São Paulo, segunda-feira, 11 de agosto de 1997
Texto Anterior | Próximo Texto | Índice

Brígido, que vendeu voto, 'aluga' mandato

LUCIO VAZ
DA SUCURSAL DE BRASÍLIA

Gravações em poder da Folha mostram que o deputado Chicão Brígido (PMDB-AC), envolvido no escândalo da venda de votos pró-reeleição, praticamente alugou seu mandato para a sua suplente, desviando para uso próprio parte do salário dos funcionários do seu gabinete.
A comissão sobre os salários dos funcionários é uma prática usual de Chicão Brígido. Mesmo licenciado, cobrava a "taxa".
Licenciado no período entre 6 de maio e 7 de agosto, Chicão, além de continuar recebendo dinheiro de seus funcionários, pressionava a suplente Adelaide Neri (PMDB-AC) a repassar para ele o dinheiro da convocação extraordinária de julho.
Com o fracasso da manobra -a suplente se negou a repassar o dinheiro da convocação-, Chicão decidiu reassumir o cargo.
O esquema de Chicão é simples: cada deputado recebe um salário de R$ 8.000 e dispõe de uma verba de R$ 20 mil para contratar funcionários. Só que alguns dos assessores de Chicão são obrigados a direcionar parte de seus vencimentos para a conta do patrão.
Uma funcionária de nome Marineide é a encarregada de desviar o dinheiro. Ela possui procurações e cartões magnéticos de outros funcionários lotados em Brasília e em Rio Branco (AC).
Enquanto era citado em conversas gravadas do deputado Ronivon Santiago (PMDB-AC) como um dos deputados que teriam recebido dinheiro para votar a favor da reeleição, Chicão estava licenciado da Câmara, recebendo um salário de secretário em Rio Branco.
Gravação
Em uma das gravações obtidas pela Folha, Chicão afirma, no início de julho, que fica com R$ 8.000 da verba de R$ 20 mil de que dispõe para contratar funcionários. "Aqui do gabinete eu estou administrando o quê? O que é repassado para mim é R$ 8.000", diz.
Participavam da conversa a então deputada Adelaide e o seu filho, Vicente Nery. Chicão dá um exemplo do desvio de verba: "Por exemplo, a Neide (Marineide) é cadastrada com R$ 3.000 e me repassa R$ 1.600".
Em outra conversa gravada, Marineide confirma que ela e o assessor Crispiniano Velame têm salário de R$ 3.000, mas recebem menos de R$ 600 líquidos.
As gravações foram feitas por um funcionário da Câmara no gabinete então ocupado por Adelaide.
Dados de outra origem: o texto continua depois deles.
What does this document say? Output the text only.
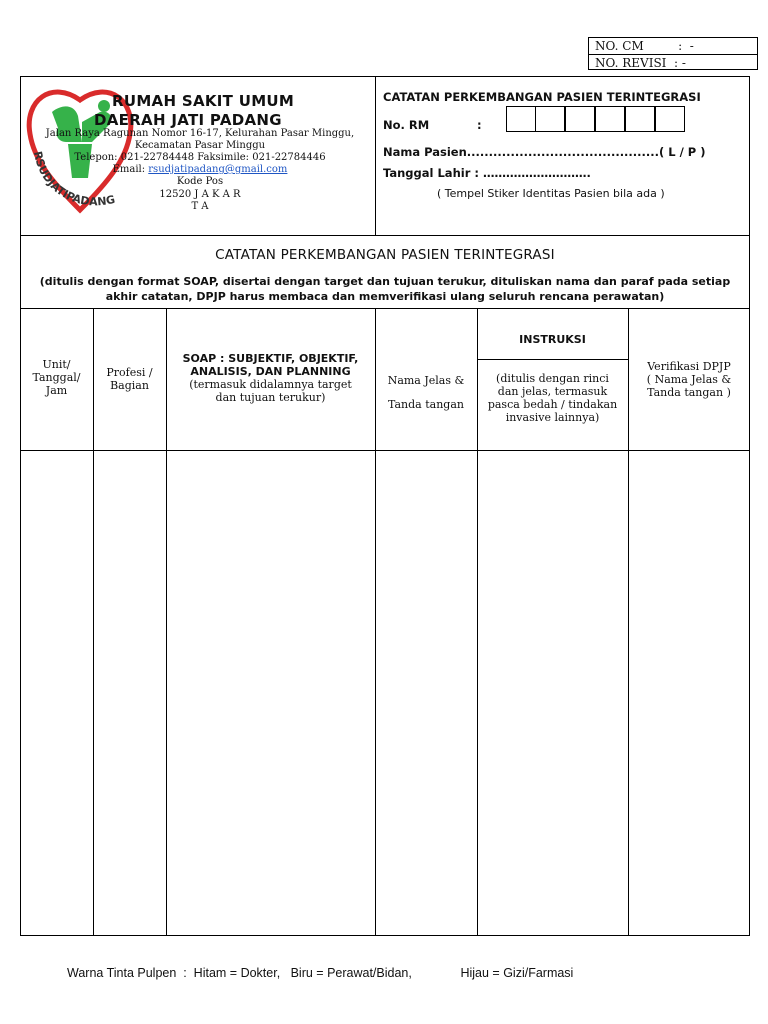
NO. CM         :  -
NO. REVISI  : -
RSUDJATIPADANG
RUMAH SAKIT UMUM
DAERAH JATI PADANG
Jalan Raya Ragunan Nomor 16-17, Kelurahan Pasar Minggu,
Kecamatan Pasar Minggu
Telepon: 021-22784448 Faksimile: 021-22784446
Email: rsudjatipadang@gmail.com
Kode Pos
12520 J A K A R
T A
CATATAN PERKEMBANGAN PASIEN TERINTEGRASI
No. RM	:
Nama Pasien............................................( L / P )
Tanggal Lahir : ……………………….
( Tempel Stiker Identitas Pasien bila ada )
CATATAN PERKEMBANGAN PASIEN TERINTEGRASI
(ditulis dengan format SOAP, disertai dengan target dan tujuan terukur, dituliskan nama dan paraf pada setiap
akhir catatan, DPJP harus membaca dan memverifikasi ulang seluruh rencana perawatan)
Unit/
Tanggal/
Jam
Profesi /
Bagian
SOAP : SUBJEKTIF, OBJEKTIF,
ANALISIS, DAN PLANNING
(termasuk didalamnya target
dan tujuan terukur)
Nama Jelas &
Tanda tangan
INSTRUKSI
(ditulis dengan rinci
dan jelas, termasuk
pasca bedah / tindakan
invasive lainnya)
Verifikasi DPJP
( Nama Jelas &
Tanda tangan )
Warna Tinta Pulpen  :  Hitam = Dokter,   Biru = Perawat/Bidan,              Hijau = Gizi/Farmasi
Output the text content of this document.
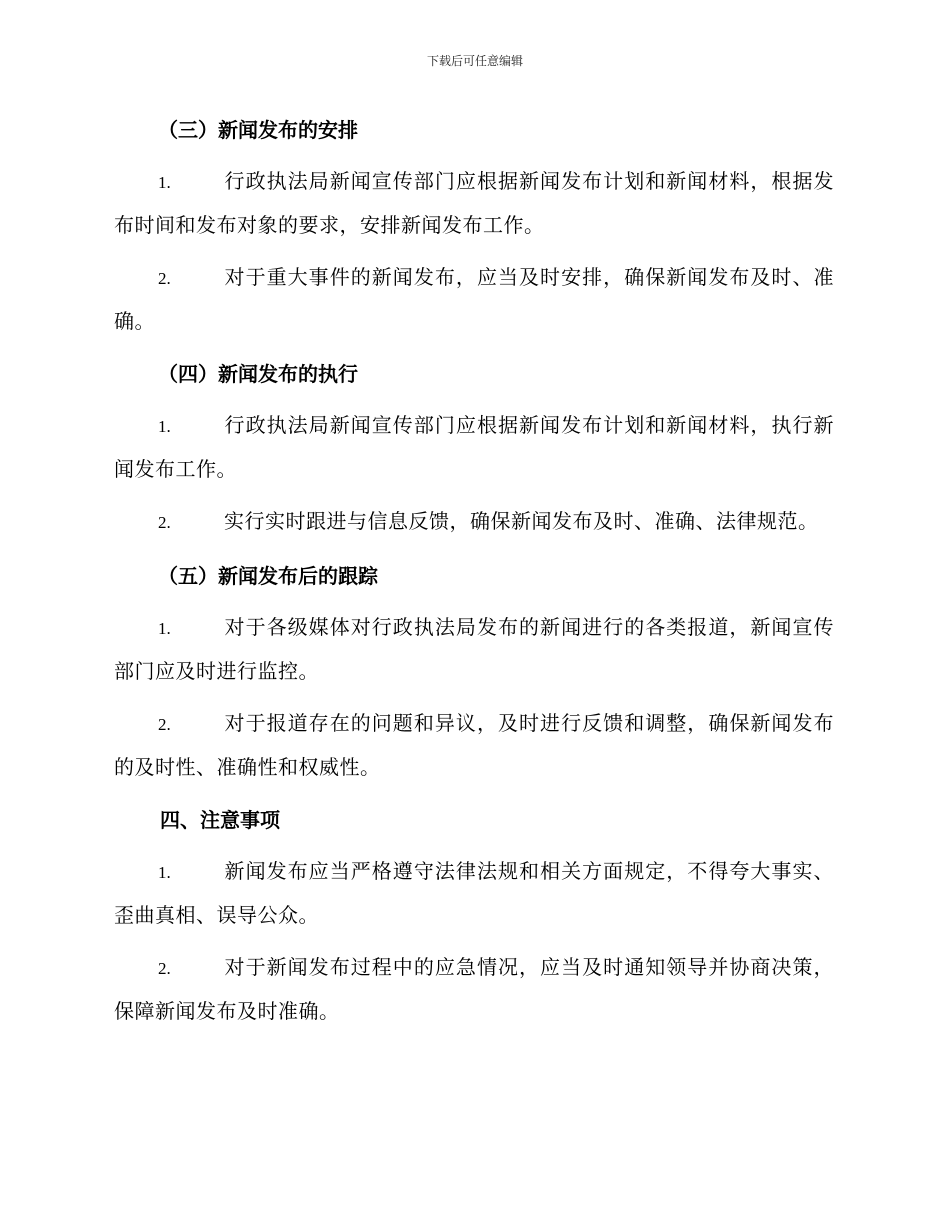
下载后可任意编辑
（三）新闻发布的安排

1.	行政执法局新闻宣传部门应根据新闻发布计划和新闻材料，根据发布时间和发布对象的要求，安排新闻发布工作。

2.	对于重大事件的新闻发布，应当及时安排，确保新闻发布及时、准确。

（四）新闻发布的执行

1.	行政执法局新闻宣传部门应根据新闻发布计划和新闻材料，执行新闻发布工作。

2.	实行实时跟进与信息反馈，确保新闻发布及时、准确、法律规范。

（五）新闻发布后的跟踪

1.	对于各级媒体对行政执法局发布的新闻进行的各类报道，新闻宣传部门应及时进行监控。

2.	对于报道存在的问题和异议，及时进行反馈和调整，确保新闻发布的及时性、准确性和权威性。

四、注意事项

1.	新闻发布应当严格遵守法律法规和相关方面规定，不得夸大事实、歪曲真相、误导公众。

2.	对于新闻发布过程中的应急情况，应当及时通知领导并协商决策，保障新闻发布及时准确。
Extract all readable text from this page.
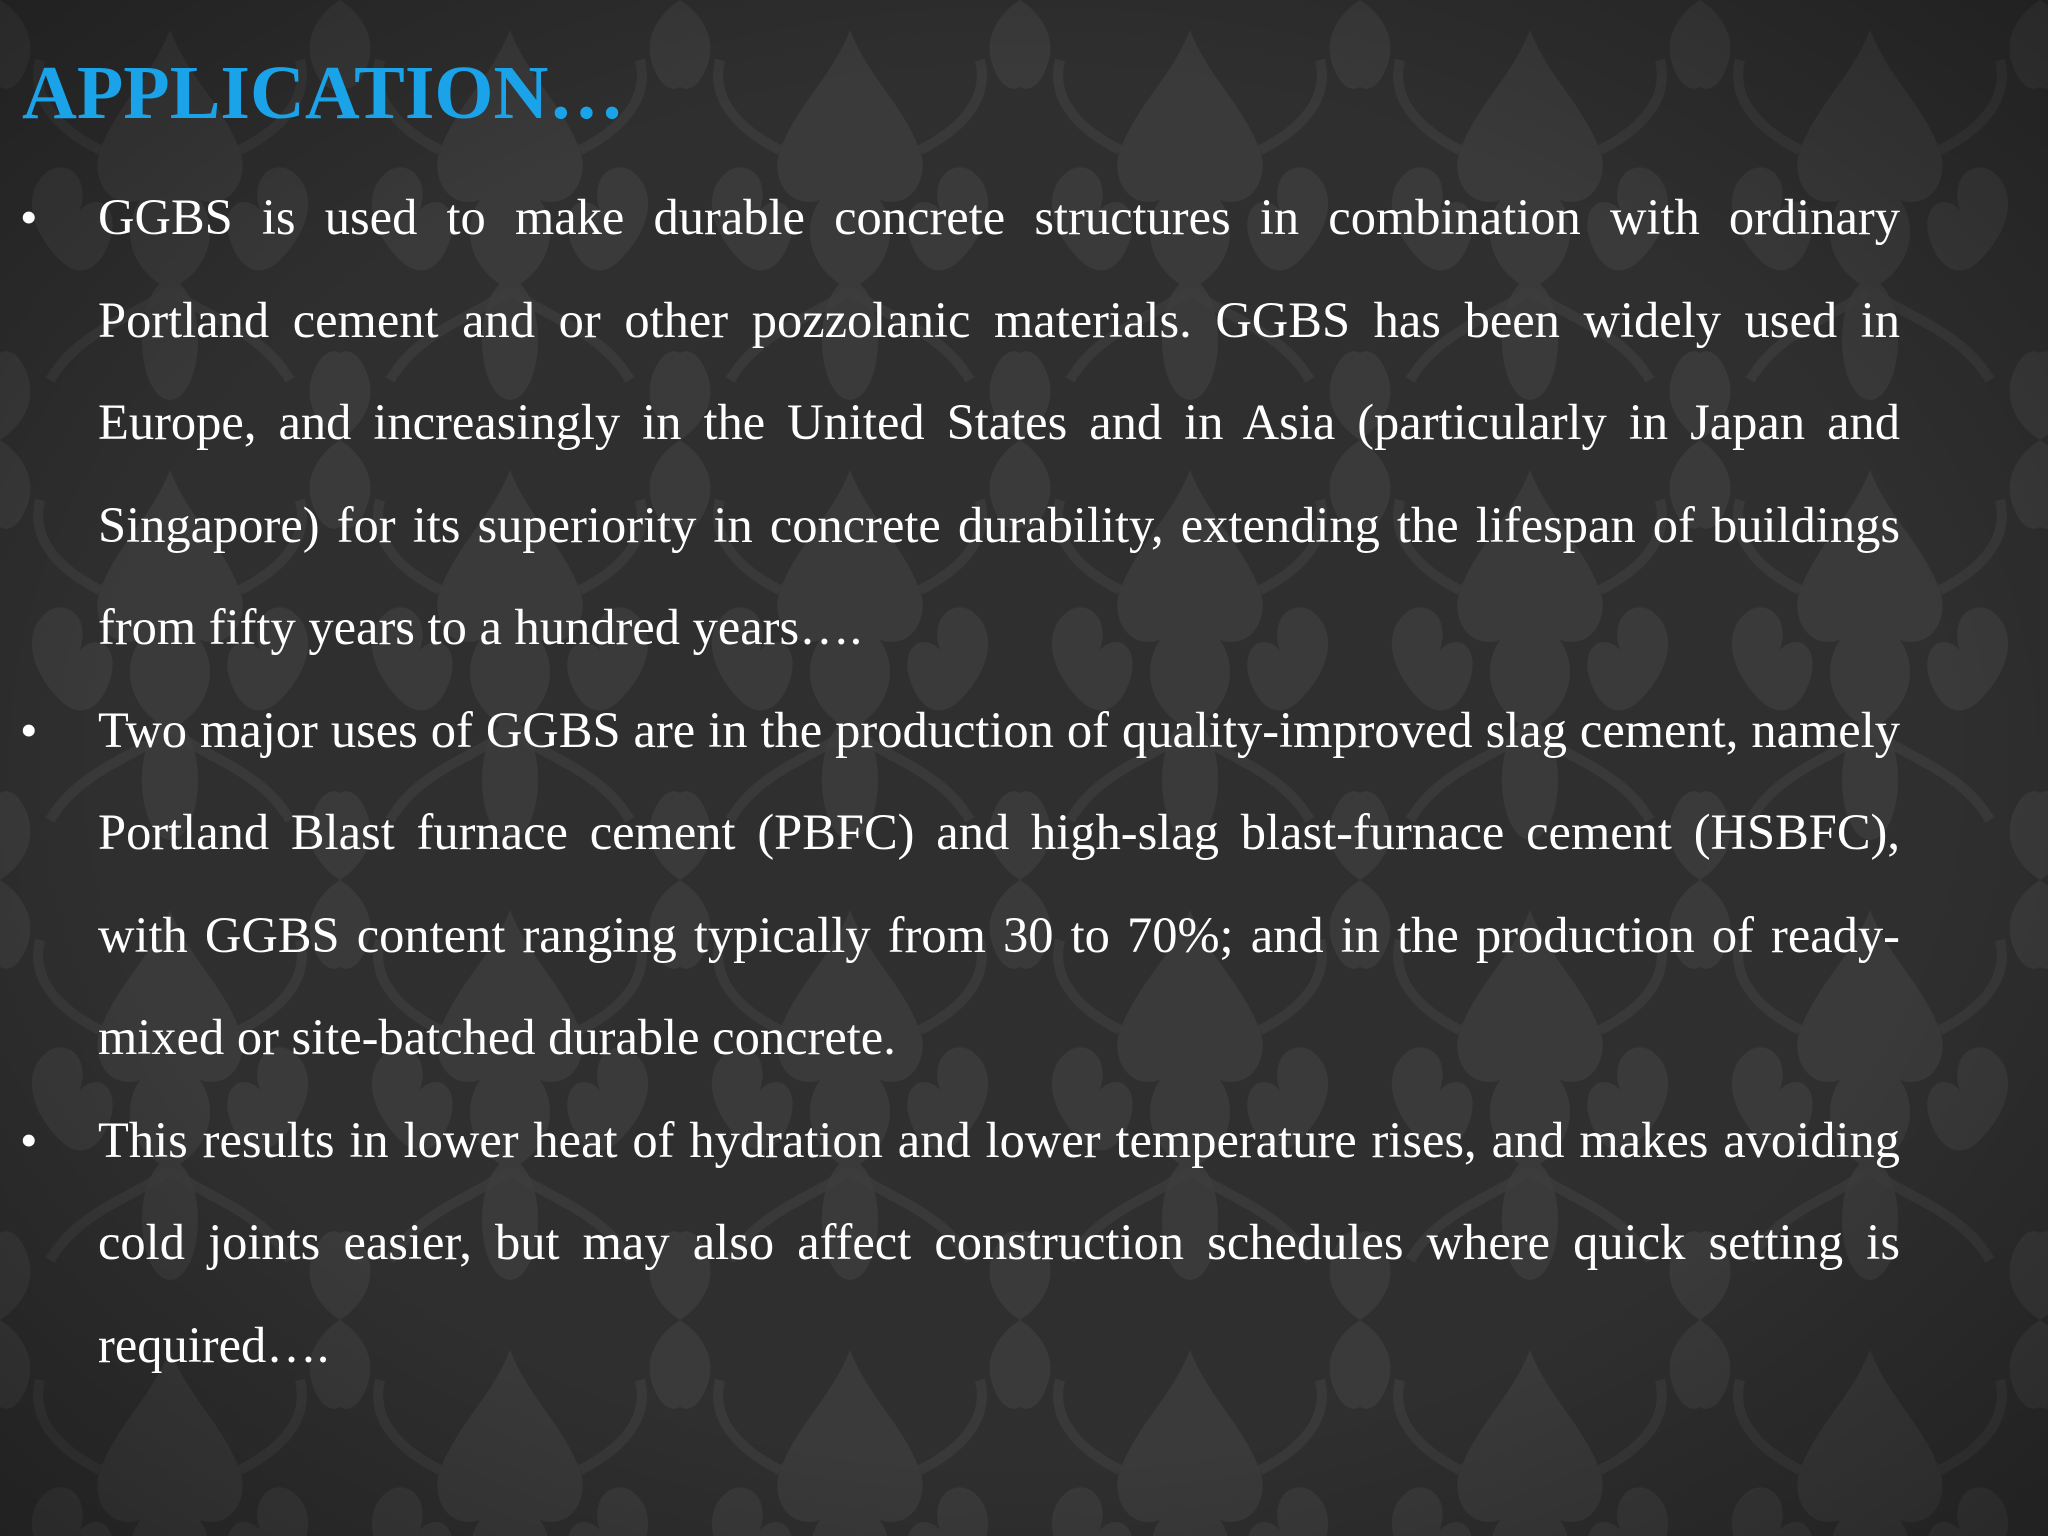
APPLICATION…
• GGBS is used to make durable concrete structures in combination with ordinary Portland cement and or other pozzolanic materials. GGBS has been widely used in Europe, and increasingly in the United States and in Asia (particularly in Japan and Singapore) for its superiority in concrete durability, extending the lifespan of buildings from fifty years to a hundred years….
• Two major uses of GGBS are in the production of quality-improved slag cement, namely Portland Blast furnace cement (PBFC) and high-slag blast-furnace cement (HSBFC), with GGBS content ranging typically from 30 to 70%; and in the production of ready-mixed or site-batched durable concrete.
• This results in lower heat of hydration and lower temperature rises, and makes avoiding cold joints easier, but may also affect construction schedules where quick setting is required….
Foram repassadas para a Folha com o compromisso de que a fonte seria mantida em sigilo.
Convocação
Chicão pressionava para receber de Adelaide os R$ 12 mil da convocação extraordinária de julho. Argumentava que tinha feito esse acordo antes de sua suplente assumir a sua vaga, em 6 de maio.
Na conversa gravada, Adelaide propõe ficar com metade da verba: "Metade, metade, homem de Deus". Chicão faz uma contraproposta: "Vamos combinar o seguinte: essa convocação que está entrando agora, a gente divide. Fica com R$ 3.000". Adeleide rejeita.
A Folha também recebeu cópias de recibos de depósitos bancários feitos em Brasília pela assessora Marineide. O dinheiro era repassado para as contas de Chicão Brígido, da sua mulher, Gleide, e da distribuidora de remédios Takeda Rio Branco.
Farmácia
A empresa Takeda fornece medicamentos para uma farmácia de propriedade do deputado em Rio Branco. Um dos depósitos para a Takeda tem a anotação: "Transmitido por Neide".
Em outro recibo, um depósito de R$ 1.750 na conta de Gleide Brígido, Marineide anota: "Dep. convocação". No verso, ela especifica: "1.000 Neide, 730 Jarud e 270 Airton". O total equivale a R$ 2.000. Mas ela mostra que há um desconto de R$ 263.
A gravação e os depósitos obtidos pela Folha comprovam uma suspeita que surgiu no Congresso quando a verba de gabinete foi aumentada de R$ 10 mil para R$ 20 mil, em fevereiro: parte do dinheiro poderia ser desviada.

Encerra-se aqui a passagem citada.